Une production nationale stagnante : une dépendance croissante aux importations
Malgré cette forte demande, la production nationale de volaille est restée stagnante depuis 2009, avec une production annuelle stable autour de 1,5 million de tonnes. Ce contraste entre consommation et production explique une hausse considérable des importations pour combler l’écart. En 2022, plus de 850 000 tonnes de viande de volaille ont été importées, ce qui représente désormais 50 % du poulet consommé en France. Ce phénomène est encore plus marqué pour les segments des produits transformés et des découpes, qui ne sont pas suffisamment couverts par la production nationale.
Cette dépendance croissante aux importations provient principalement des pays de l’Union européenne, avec en tête la Pologne, la Belgique et les Pays-Bas. Ces pays ont su développer des infrastructures modernes et de grande capacité, avec des abattoirs traitant jusqu’à 750 000 poulets par jour en Pologne, contre seulement 300 000 à 550 000 par semaine pour les plus grandes installations françaises. Cette capacité industrielle accrue leur permet d’offrir des prix très compétitifs, défiant la filière française sur son propre marché.

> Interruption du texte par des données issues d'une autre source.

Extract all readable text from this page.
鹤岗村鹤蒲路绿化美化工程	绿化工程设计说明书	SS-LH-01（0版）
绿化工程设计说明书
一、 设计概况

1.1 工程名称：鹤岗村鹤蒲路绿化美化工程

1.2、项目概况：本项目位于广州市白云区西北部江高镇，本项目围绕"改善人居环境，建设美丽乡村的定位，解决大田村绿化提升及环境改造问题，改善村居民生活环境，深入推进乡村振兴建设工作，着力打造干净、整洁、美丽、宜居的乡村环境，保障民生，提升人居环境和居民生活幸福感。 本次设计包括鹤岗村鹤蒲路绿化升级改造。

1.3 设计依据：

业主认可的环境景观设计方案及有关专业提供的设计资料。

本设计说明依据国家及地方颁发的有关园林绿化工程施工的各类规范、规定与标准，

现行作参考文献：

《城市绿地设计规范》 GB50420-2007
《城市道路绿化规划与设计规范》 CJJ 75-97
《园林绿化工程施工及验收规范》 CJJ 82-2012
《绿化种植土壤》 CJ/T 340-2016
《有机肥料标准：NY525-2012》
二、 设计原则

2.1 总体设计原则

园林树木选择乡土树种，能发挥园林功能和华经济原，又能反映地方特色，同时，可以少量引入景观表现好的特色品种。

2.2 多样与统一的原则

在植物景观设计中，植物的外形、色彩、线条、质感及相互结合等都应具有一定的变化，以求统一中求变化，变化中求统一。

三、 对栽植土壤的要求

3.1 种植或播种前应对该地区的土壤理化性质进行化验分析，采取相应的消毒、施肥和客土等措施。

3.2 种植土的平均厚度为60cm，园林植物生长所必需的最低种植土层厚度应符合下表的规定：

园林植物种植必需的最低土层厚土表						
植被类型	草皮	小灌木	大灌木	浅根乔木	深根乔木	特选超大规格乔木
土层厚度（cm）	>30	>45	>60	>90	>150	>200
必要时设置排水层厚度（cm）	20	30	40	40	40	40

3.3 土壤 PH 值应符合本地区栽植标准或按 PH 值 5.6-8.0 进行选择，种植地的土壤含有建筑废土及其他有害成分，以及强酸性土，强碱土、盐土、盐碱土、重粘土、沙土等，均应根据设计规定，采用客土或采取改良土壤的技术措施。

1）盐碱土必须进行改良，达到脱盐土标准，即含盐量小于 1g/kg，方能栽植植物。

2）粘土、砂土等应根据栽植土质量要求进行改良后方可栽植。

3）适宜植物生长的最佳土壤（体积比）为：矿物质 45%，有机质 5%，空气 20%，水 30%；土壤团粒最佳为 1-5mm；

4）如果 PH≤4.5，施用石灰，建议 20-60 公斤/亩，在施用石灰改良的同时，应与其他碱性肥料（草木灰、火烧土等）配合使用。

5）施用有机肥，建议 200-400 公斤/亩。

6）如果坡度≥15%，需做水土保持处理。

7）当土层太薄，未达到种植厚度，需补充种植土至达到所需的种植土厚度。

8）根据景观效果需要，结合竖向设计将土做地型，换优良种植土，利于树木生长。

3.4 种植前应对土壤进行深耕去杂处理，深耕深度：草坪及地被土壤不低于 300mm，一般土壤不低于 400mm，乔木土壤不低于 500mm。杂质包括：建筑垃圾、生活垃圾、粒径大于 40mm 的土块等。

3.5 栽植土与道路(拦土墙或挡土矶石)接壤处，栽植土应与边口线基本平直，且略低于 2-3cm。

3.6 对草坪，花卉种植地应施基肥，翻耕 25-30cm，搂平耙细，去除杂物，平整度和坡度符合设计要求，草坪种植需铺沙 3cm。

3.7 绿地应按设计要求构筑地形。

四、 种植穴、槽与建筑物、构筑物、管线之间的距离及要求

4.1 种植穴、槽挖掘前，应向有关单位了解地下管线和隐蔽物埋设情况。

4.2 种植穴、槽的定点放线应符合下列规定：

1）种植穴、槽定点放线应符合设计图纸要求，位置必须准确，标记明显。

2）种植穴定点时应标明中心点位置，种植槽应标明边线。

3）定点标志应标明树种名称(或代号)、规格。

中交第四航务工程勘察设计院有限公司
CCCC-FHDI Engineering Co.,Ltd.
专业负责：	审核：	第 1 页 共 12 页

Les flux d’importation indirects posent également des questions. Bien que les importations directes en provenance des pays tiers restent faibles, notamment du Brésil, de la Thaïlande ou de l’Ukraine, les viandes importées peuvent être transformées ou reconditionnées dans des pays européens avant d’être réexportées vers la France. Cette traçabilité imparfaite complique la quantification exacte des volumes provenant de ces pays, notamment dans un contexte de libéralisation des échanges avec l’Ukraine, ce qui accentue les préoccupations des producteurs français.
La compétitivité de la filière volaille : un défi majeur
La compétitivité prix de la filière volaille française est structurellement faible par rapport à ses voisins européens. Cela s’explique par plusieurs facteurs. D’abord, les élevages et abattoirs français sont de taille plus modeste que ceux de leurs concurrents européens, ce qui les empêche de bénéficier d’économies d’échelle. Les coûts de production, notamment les coûts de main-d’œuvre et d’alimentation, sont également plus élevés.
La stratégie française de montée en gamme, amorcée dans les années 1980, a permis à la filière de se positionner sur des produits labellisés tels que le Label Rouge et le bio, qui représentent aujourd’hui une part significative de la production nationale. Environ 20 % des poulets produits en France sont labellisés, dont 49 % sous le Label Rouge et 13 % sous le label bio. Cependant, cette stratégie a un coût : les volailles labellisées sont plus chères à produire, et leur rentabilité est moins élevée que celle des poulets standards ou importés. De plus, la consommation de poulets labellisés a diminué de 12 % entre 2002 et 2022, reflétant un marché de plus en plus dominé par les produits transformés et les découpes standards, segments où la France est moins présente.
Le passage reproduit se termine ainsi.